Power BI Interactive Dashboard Project
This Power BI project analyses the impact of smoking on five key areas: Lungs, Kidneys, Liver, Heart, and Systemic (Overall) Health.
The dashboards compare Healthy vs Damaged cohorts across:
- Total patients & average age/BMI
- Smoking status (Never / Current / Former)
- Smoking intensity (Years of Smoking & Cigarettes per Day)
- Gender distribution
- Cholesterol & Hypertension risk by age group
Total records analysed: 1,500+ patient entries (organ-specific cohorts).
Objective: To visually demonstrate the strong association between current smoking and organ damage, and to highlight the protective effect of quitting.
- Current smokers are dramatically over-represented in damaged groups for lungs (+18.5 pp), kidneys (+22 pp), liver (+5.7 pp), and systemic health (+20.3 pp).
- Damaged lung and liver patients are younger on average → smoking accelerates premature organ damage.
- Former smokers consistently appear in higher proportions in healthy cohorts → quitting works.
- Heart damage shows almost identical smoking status distribution → other factors (cholesterol, hypertension, age) dominate.
- Smoking intensity peaks in the 30–50 age group among damaged cases.
- Males dominate current and former smoker categories across all dashboards.
Key Insight: Largest visible smoking-related damage.

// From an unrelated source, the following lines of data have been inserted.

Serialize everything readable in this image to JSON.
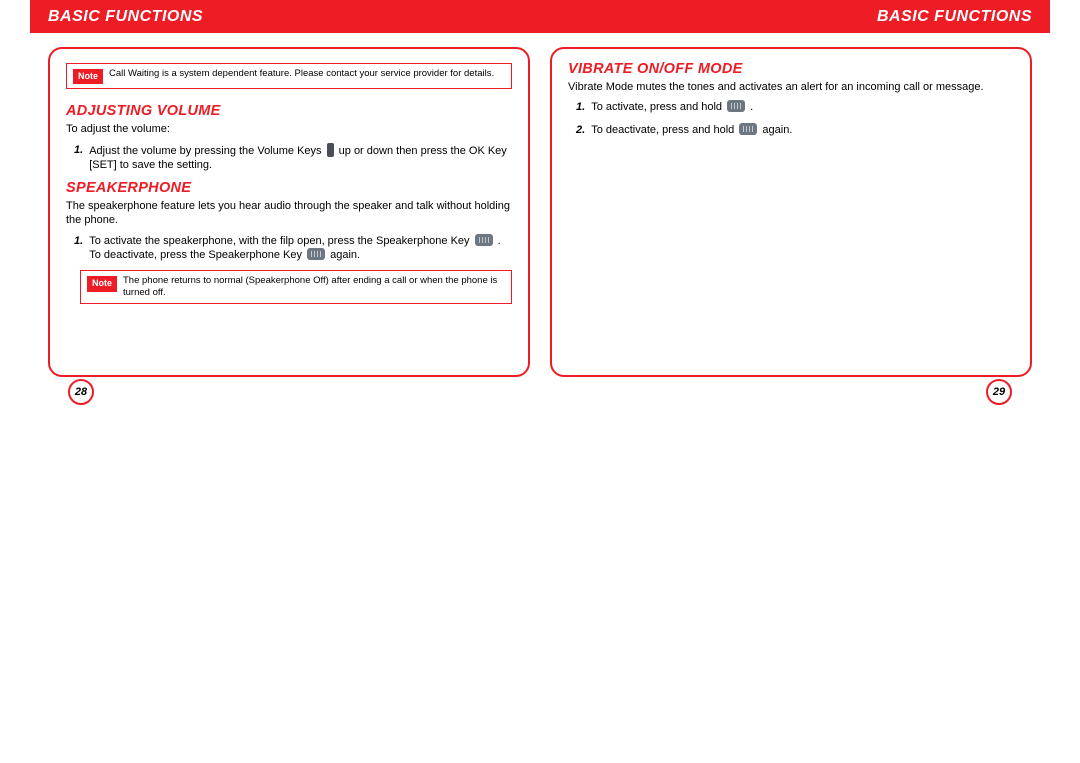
{
  "left": {
    "header": "BASIC FUNCTIONS",
    "note1_label": "Note",
    "note1_text": "Call Waiting is a system dependent feature. Please contact your service provider for details.",
    "section1_title": "ADJUSTING VOLUME",
    "section1_intro": "To adjust the volume:",
    "section1_step1_num": "1.",
    "section1_step1_a": "Adjust the volume by pressing the Volume Keys ",
    "section1_step1_b": " up or down then press the OK Key [SET] to save the setting.",
    "section2_title": "SPEAKERPHONE",
    "section2_intro": "The speakerphone feature lets you hear audio through the speaker and talk without holding the phone.",
    "section2_step1_num": "1.",
    "section2_step1_a": "To activate the speakerphone, with the filp open, press the Speakerphone Key ",
    "section2_step1_b": " . To deactivate, press the Speakerphone Key ",
    "section2_step1_c": " again.",
    "note2_label": "Note",
    "note2_text": "The phone returns to normal (Speakerphone Off) after ending a call or when the phone is turned off.",
    "page_number": "28"
  },
  "right": {
    "header": "BASIC FUNCTIONS",
    "section1_title": "VIBRATE ON/OFF MODE",
    "section1_intro": "Vibrate Mode mutes the tones and activates an alert for an incoming call or message.",
    "step1_num": "1.",
    "step1_a": "To activate, press and hold ",
    "step1_b": " .",
    "step2_num": "2.",
    "step2_a": "To deactivate, press and hold ",
    "step2_b": " again.",
    "page_number": "29"
  }
}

Current smokers are 18.5 percentage points higher in the damaged group.
Healthy Lungs (310 patients, avg age 54.6)

Damaged Lungs (168 patients, avg age 51.1)

Findings:
- Current smokers: 48.81% (damaged) vs 30.32% (healthy)
- Never smokers drop from 40.32% to 26.79%
- Damaged patients are 3.5 years younger on average.
Key Insight: Strongest association with current smoking.
Healthy Kidneys (296 patients, avg age 54.1)

Damaged Kidneys (174 patients, avg age 53.9)

Findings:
- Current smokers: 51.72% (damaged) vs 29.73% (healthy) → +22 pp (largest gap)
- Never smokers: only 26.44% in damaged group.
Healthy Liver (342 patients, avg age 53.3)

Damaged Liver (207 patients, avg age 52.5)

Findings:
- Current smokers: 32.85% (damaged) vs 27.19% (healthy) → +5.7 pp
- Damaged patients are younger and have slightly lower BMI.
Healthy Heart (336 patients, avg age 53.7)

Damaged Heart (193 patients, avg age 54.9)

Findings:
- Current smokers: 30.95% (healthy) vs 30.57% (damaged) → almost identical distribution.
- Damaged patients are older → cumulative effect more visible.
Healthy Systemic (319 patients, avg age 54.9)

Damaged Systemic (155 patients, avg age 57.5)

Findings:
- Current smokers: 50.97% in damaged cohort (highest rate observed).
- Clear systemic impact of continued smoking.
- Smoking is the single strongest modifiable risk factor for preventable damage to lungs, kidneys, liver, and overall health.
- Damage appears earlier in smokers (especially lungs and liver).
- Quitting smoking demonstrably shifts patients toward the healthy cohort.
- Heart damage is driven more by the combination of smoking + cholesterol + hypertension.
Clinical
- Mandatory smoking-status screening in pulmonology, nephrology, hepatology, and cardiology.
- Flag current smokers as high-risk for lung, kidney, and liver damage regardless of age.
- Integrate smoking-cessation counselling into routine visits for patients with high cholesterol/hypertension.
Public Health
- Target 30–50 age group with aggressive cessation campaigns (highest intensity & earliest damage).
- Prioritise male smokers in cessation programmes.
- Expand access to free nicotine replacement, counselling, and medication.
Policy
- Fund early screening (low-dose CT, eGFR, LFTs) specifically for current smokers aged 40+.
- Support workplace and community smoking-cessation initiatives.
Further Research
- Longitudinal studies on risk reduction after quitting.
- Pack-year dose-response analysis.
- Interaction between smoking and metabolic risks.
- Open the
.pbixfile in Power BI Desktop. - Use the left navigation to switch between organs.
- Toggle between Healthy and Damaged views using the top buttons.
- Hover over charts for exact values and tooltips.
Technologies: Power BI Desktop, DAX, Power Query, custom visuals.